= Sale of Goods Law and COVID-19 =

The Uniform Commercial Code is a standard Code that has been adopted by all 50 states. Still, every state has the ability to pick and chose what specific provisions of the UCC it wishes to adopt and make its own modifications. Uniform Commercial Code Article 2 governs the sale of goods that are over the price of $500. Illinois specifically has adopted the exact same Article 2 of the UCC to govern the sale of goods; This is also called the model code. The purpose of the UCC is to allow parties to freely enter into a contract for the sale of goods with their own terms, but still have default rules and gap-fillers for terms in the contract that are missing, ambiguous, or conflicting. A party may include in its contract a force majeure clause. A force majeure clause is a contract clause that allows parties to be free of liability and obligation in the event that an extraordinary capacity event beyond the parties control occurs.

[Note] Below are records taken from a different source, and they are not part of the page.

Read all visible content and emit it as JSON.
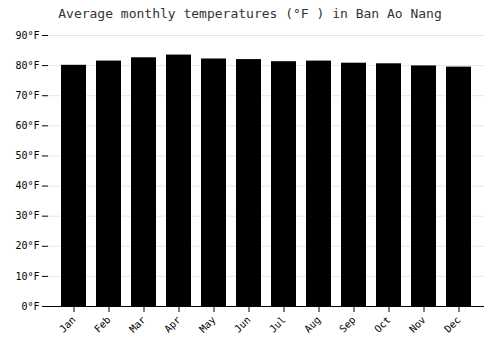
{
  "chart_data": {
    "type": "bar",
    "title": "Average monthly temperatures (°F ) in Ban Ao Nang",
    "categories": [
      "Jan",
      "Feb",
      "Mar",
      "Apr",
      "May",
      "Jun",
      "Jul",
      "Aug",
      "Sep",
      "Oct",
      "Nov",
      "Dec"
    ],
    "values": [
      80.1,
      81.5,
      82.6,
      83.5,
      82.2,
      82.0,
      81.3,
      81.5,
      80.8,
      80.6,
      79.9,
      79.5
    ],
    "ylim": [
      0,
      90
    ],
    "yticks": [
      {
        "value": 0,
        "label": "0°F"
      },
      {
        "value": 10,
        "label": "10°F"
      },
      {
        "value": 20,
        "label": "20°F"
      },
      {
        "value": 30,
        "label": "30°F"
      },
      {
        "value": 40,
        "label": "40°F"
      },
      {
        "value": 50,
        "label": "50°F"
      },
      {
        "value": 60,
        "label": "60°F"
      },
      {
        "value": 70,
        "label": "70°F"
      },
      {
        "value": 80,
        "label": "80°F"
      },
      {
        "value": 90,
        "label": "90°F"
      }
    ],
    "grid": true
  }
}
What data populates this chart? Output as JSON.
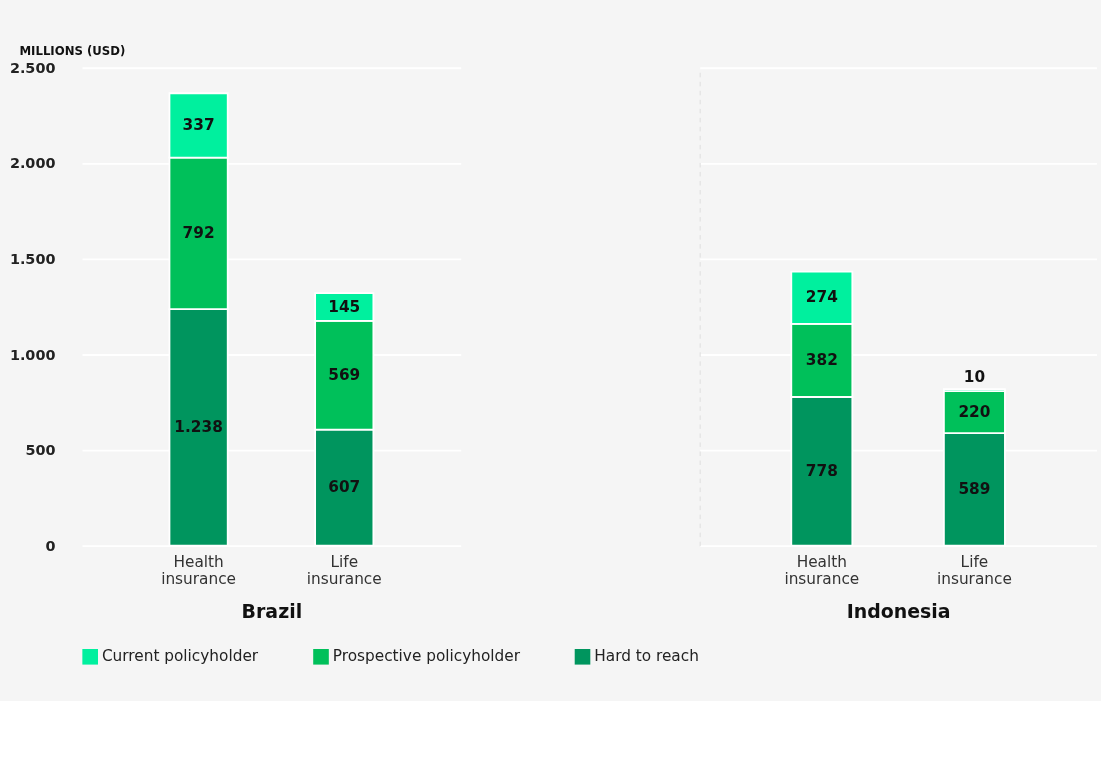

There has been much debate regarding whether or not COVID-19 is considered an extraordinary capacity event that would be covered by the force majeure clause in many contracts. Many businesses are arguing that the force majeure clauses contained in its contract should be in full force and effect due to the Illinois Executive Order Regulations released during the pandemic that limited production and man-power. A recent case in Illinois discusses if COVID-19 should be considered an extraordinary capacity event under force majeure clauses. In Rudolph, the Court does not decide if COVID-19 is an even covered by a force majeure clause. It instead provides that every case needs its own individual analysis in deciding if the force majeure clause is in full force and effect for every unique circumstance in which the parties state that they could not perform under the contract. The Court notes that in order for the force majeure to be relevant due to COVID, lack of performance by the party must have completely been out of its/their control, and that government regulation could be evidence of that. In determining what is out a parties control, it is important to take in consideration all of the things that were impacted due to COVID-19 including: supply chains, production restrictions, employee restrictions, health restrictions, etc. This is going to be an ongoing issue, and the bigger the losses are due to COVID-19, the more important the law regarding force majeure clauses becomes.